Not true, the test could be arranged in other ways depending on the goals. I've taken one standardized suite of test, after 12 years of schooling, and the questions were quite deep enough.

The limited number of questions you can cram into six hours per subject meant that the math test could contain only one task in statistics, one in geometry, and so on; with luck you could do well while lacking in some areas. That would be a gamble though.


As a former math teacher in a disadvantaged area, I'm going to have to stick to my original statement. It could be different in other regions of the world, but, in the US, because funding is based on test scores, and teachers are required to teach the test concepts, whether students are ready for them or not. Students have to cover so much material in a given time period. For many, the time to truly "get" the material is not there. They can memorize something, test on it, move on. The fact that some students are capable of getting through this and learn or retain information does not mean it is a good method of doing things.

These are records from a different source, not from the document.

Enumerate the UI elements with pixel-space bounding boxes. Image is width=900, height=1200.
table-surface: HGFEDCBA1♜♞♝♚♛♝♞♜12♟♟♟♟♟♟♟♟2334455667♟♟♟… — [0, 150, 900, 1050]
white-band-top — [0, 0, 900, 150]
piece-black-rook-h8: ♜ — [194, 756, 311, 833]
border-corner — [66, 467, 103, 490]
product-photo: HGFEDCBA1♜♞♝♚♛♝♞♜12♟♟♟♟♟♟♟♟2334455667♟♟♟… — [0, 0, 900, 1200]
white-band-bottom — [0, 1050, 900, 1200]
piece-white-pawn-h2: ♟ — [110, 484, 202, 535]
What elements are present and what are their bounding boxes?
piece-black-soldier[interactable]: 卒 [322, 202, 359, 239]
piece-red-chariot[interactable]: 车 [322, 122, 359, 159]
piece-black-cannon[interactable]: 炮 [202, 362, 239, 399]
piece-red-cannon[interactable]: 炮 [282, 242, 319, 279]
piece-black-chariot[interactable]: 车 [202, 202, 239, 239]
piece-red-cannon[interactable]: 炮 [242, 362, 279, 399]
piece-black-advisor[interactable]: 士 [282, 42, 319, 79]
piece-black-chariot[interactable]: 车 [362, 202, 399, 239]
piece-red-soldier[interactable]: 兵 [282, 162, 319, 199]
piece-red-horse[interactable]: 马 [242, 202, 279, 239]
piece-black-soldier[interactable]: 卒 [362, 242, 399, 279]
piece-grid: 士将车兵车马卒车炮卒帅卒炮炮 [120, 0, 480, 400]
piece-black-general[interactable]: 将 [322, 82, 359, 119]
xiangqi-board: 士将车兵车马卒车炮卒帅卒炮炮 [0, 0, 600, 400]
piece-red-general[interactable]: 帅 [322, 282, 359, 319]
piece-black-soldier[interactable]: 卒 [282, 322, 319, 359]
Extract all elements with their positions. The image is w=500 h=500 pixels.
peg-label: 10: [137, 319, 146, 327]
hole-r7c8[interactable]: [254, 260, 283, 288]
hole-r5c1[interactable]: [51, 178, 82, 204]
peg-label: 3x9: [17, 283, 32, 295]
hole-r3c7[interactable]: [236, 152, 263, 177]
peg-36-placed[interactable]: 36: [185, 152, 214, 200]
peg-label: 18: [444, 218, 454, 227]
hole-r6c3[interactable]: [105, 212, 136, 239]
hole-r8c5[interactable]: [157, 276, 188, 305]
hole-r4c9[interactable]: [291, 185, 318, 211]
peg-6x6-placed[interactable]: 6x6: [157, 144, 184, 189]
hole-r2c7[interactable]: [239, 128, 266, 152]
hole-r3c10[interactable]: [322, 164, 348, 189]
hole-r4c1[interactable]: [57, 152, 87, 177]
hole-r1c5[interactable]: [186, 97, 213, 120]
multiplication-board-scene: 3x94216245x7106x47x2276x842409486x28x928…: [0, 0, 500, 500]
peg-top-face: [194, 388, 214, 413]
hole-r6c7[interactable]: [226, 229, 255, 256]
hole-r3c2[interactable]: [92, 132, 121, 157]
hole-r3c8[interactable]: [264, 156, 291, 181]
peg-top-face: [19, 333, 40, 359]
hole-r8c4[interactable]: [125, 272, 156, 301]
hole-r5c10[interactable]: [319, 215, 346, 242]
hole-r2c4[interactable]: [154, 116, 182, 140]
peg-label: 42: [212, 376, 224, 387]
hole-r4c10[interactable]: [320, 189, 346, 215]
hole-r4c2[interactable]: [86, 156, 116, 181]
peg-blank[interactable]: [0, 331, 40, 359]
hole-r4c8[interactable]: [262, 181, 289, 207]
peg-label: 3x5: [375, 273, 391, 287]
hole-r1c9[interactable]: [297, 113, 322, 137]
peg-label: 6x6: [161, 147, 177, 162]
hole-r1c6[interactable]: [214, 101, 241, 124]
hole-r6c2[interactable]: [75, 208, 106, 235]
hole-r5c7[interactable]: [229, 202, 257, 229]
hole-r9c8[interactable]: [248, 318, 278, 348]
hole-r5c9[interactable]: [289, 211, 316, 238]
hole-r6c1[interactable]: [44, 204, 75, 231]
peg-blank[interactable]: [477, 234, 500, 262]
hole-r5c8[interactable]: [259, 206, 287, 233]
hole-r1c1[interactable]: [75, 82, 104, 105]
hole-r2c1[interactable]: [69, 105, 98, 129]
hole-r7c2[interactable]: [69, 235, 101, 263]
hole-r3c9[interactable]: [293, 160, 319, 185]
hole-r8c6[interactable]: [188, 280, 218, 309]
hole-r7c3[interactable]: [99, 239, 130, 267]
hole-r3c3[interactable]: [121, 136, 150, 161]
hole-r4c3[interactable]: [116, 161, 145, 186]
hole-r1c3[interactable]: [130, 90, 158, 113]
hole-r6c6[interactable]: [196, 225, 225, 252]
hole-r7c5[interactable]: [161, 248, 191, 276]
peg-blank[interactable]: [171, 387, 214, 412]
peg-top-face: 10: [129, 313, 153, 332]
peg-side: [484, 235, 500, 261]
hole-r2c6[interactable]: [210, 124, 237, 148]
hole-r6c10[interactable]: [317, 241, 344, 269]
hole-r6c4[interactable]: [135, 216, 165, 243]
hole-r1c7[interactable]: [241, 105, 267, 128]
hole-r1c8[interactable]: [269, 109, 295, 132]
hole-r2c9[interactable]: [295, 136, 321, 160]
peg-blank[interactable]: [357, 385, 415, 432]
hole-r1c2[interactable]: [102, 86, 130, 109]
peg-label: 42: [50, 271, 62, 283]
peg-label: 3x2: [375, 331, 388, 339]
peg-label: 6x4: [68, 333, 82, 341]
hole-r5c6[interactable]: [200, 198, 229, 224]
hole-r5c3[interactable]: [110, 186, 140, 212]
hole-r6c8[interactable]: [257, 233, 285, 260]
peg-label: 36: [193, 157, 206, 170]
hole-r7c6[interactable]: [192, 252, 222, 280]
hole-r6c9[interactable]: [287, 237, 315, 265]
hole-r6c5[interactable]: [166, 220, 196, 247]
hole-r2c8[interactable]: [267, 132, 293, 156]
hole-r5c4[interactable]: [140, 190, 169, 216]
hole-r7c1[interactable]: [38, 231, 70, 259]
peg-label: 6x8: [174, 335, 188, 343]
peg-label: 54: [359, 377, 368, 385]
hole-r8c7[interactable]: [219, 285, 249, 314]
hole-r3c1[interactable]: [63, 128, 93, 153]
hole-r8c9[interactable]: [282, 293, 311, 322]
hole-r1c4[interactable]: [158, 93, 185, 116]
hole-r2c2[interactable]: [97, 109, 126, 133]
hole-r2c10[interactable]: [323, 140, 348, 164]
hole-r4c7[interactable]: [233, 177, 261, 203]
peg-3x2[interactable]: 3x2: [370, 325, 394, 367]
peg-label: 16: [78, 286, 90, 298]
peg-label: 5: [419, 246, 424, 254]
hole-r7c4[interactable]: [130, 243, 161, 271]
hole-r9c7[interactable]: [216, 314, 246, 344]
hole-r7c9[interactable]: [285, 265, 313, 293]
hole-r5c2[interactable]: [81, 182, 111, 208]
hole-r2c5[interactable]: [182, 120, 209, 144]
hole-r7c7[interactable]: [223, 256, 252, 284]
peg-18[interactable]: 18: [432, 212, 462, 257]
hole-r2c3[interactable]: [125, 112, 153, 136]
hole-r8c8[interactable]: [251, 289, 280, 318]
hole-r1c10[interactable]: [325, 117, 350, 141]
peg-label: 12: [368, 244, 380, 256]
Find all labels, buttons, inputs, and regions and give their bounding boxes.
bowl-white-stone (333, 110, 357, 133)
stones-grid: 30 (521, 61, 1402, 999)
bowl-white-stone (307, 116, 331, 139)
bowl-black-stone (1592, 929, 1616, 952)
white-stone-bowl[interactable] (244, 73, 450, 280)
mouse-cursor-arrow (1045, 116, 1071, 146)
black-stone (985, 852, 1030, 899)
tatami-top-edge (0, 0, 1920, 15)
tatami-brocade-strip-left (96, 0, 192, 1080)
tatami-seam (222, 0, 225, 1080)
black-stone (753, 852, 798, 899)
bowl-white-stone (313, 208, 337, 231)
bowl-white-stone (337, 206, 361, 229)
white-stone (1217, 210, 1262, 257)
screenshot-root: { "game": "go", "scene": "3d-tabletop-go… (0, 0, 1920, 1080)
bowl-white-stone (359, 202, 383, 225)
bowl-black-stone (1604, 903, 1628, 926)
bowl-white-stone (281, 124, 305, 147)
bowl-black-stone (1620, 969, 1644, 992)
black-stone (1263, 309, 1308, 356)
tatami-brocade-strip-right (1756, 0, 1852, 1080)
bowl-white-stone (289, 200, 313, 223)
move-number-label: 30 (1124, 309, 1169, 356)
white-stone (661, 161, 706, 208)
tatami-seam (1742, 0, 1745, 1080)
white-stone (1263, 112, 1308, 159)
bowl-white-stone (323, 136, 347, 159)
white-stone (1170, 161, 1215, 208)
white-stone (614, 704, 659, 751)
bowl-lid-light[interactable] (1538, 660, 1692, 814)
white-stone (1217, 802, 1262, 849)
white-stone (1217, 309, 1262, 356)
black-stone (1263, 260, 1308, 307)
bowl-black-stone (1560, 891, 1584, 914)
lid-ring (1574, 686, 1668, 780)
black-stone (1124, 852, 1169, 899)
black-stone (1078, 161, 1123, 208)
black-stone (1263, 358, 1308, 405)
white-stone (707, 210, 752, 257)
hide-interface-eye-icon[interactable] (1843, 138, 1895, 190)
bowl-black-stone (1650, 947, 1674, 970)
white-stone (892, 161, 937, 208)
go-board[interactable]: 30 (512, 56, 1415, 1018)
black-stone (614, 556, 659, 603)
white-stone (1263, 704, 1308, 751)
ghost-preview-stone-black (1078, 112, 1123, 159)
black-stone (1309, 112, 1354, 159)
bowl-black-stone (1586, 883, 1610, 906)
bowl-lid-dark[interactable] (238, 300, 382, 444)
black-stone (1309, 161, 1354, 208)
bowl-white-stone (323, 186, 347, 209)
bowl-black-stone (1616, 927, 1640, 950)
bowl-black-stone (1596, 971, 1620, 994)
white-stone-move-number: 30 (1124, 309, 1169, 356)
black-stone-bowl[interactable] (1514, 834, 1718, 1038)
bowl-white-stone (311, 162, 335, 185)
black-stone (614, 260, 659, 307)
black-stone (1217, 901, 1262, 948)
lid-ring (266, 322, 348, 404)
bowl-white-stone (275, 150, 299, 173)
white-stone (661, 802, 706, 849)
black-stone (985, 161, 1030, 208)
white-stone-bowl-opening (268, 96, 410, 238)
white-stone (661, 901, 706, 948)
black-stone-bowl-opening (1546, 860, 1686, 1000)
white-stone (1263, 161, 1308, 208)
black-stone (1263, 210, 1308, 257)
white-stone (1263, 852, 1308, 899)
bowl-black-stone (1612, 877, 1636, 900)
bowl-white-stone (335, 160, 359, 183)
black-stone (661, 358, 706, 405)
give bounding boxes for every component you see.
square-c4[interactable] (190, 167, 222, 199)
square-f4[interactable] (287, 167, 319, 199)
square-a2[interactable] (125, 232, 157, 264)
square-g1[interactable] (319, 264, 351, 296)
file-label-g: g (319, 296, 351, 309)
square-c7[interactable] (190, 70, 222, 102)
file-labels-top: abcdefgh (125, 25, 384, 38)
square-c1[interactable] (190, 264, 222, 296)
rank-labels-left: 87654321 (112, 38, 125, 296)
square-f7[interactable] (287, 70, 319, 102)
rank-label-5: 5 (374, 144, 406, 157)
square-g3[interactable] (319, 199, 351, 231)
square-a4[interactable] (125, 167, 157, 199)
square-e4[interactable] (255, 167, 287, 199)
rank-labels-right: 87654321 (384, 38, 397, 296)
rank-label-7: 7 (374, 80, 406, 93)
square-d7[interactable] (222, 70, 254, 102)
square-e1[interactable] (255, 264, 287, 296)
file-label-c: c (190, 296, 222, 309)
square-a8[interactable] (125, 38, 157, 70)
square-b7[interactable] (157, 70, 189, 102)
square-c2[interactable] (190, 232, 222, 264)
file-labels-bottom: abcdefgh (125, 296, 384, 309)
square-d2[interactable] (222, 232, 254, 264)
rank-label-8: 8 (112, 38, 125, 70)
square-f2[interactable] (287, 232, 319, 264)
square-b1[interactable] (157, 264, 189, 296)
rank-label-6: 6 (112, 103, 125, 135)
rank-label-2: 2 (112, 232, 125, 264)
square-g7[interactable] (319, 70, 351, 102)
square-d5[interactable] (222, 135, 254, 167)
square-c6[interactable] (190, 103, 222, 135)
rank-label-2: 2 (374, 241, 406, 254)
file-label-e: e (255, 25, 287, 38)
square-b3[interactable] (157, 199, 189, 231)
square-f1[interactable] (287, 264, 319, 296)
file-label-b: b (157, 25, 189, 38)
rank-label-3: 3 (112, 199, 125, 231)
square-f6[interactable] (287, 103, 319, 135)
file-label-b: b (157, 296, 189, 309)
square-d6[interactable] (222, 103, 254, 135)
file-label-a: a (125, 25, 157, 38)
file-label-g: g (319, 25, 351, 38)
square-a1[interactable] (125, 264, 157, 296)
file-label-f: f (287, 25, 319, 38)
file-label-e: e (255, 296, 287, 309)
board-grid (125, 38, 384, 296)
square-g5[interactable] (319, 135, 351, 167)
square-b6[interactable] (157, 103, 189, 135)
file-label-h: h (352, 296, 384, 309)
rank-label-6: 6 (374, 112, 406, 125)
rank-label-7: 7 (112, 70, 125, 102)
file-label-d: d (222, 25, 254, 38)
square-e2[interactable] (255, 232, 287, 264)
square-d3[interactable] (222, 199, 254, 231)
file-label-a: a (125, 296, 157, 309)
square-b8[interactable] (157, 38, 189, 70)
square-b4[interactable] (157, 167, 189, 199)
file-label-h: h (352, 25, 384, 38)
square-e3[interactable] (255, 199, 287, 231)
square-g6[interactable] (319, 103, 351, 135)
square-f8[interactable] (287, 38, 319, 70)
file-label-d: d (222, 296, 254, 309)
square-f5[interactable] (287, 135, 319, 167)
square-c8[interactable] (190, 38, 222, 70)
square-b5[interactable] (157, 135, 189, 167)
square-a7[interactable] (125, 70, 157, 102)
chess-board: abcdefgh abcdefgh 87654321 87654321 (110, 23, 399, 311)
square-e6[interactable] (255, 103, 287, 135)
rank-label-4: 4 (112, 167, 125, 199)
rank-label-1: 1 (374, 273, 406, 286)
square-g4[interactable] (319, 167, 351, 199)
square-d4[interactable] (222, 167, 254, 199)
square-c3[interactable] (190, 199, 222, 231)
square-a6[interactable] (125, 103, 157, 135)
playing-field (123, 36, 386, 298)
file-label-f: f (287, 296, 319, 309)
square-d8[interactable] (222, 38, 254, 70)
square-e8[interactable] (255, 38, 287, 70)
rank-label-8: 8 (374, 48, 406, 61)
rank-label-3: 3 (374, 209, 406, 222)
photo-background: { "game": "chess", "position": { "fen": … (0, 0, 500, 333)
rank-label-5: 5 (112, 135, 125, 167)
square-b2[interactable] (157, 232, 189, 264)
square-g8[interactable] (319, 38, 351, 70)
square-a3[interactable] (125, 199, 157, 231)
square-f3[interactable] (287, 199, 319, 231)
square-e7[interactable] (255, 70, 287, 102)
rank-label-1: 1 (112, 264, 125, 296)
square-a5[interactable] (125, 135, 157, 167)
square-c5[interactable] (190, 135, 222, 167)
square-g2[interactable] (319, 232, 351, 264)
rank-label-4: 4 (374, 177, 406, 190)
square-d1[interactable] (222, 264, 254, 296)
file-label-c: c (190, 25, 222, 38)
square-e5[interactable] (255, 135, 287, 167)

As a practical example why multiple choice can be unfair: a student could understand that solving for the roots of a parabolic curve (quadratic equation) could model the landing point of a ballistic projectile. They could understand the difference of squares method to solving quadratics, factoring, solving linear equations, etc. But a simple arithmetic mess up (they add instead of subtracting on one step even though they wrote a subtraction sign) leads to the wrong answer. Because it is a multiple choice test and because test makers have seen this same error before, the wrong answer the student found is one of the multiple choice solutions. Boom. Zero credit on that question. This failed to measure the student's understanding. How do you get around that? More questions with more nuances.

Can you get signal on student understanding from multiple choice tests? Sure. Is it good? Depends on the test and it is hard to write good tests.


I tried to suggest that different goals could mean a different test setup. Instead of a multiple choice test after each course you could have a proper test after a longer period, where grading would consider in the full solution / essay.

I understand that it may be incompatible with the current US practice, but I don't see why each test should be standardized. Locally arranged course exams with a common state/nationwide final exam with proper grading resources should be enough as far as I see.


I do think it is worth drawing a distinction between college and K-12 though. In college students are there by their own choice, and colleges choose who they admit, and if students are paid when they succeed on tests they have a strong and immediate incentive that doesn't exist for them in K-12.

There is no necessary reason that tests have to be on a strict time schedule. Imagine instead that testing is offered continuously throughout the year, and a small fee is collected from both the school and the student for taking the test, which is refunded along with the payout if the student succeeds. Then there would be a reason to avoid taking testing before the student has a good handle on the material.

I think that testing serves different functions depending on the context, the binary signal of whether someone has a degree or not from some random university doesn't really measure deep understanding either. It makes sense for a teacher to measure the fined-grained understanding of their students it order to figure out what they most need help with, but maybe it is less important for determining when their level of skill and knowledge is above the threshold where they should be given a degree or credential.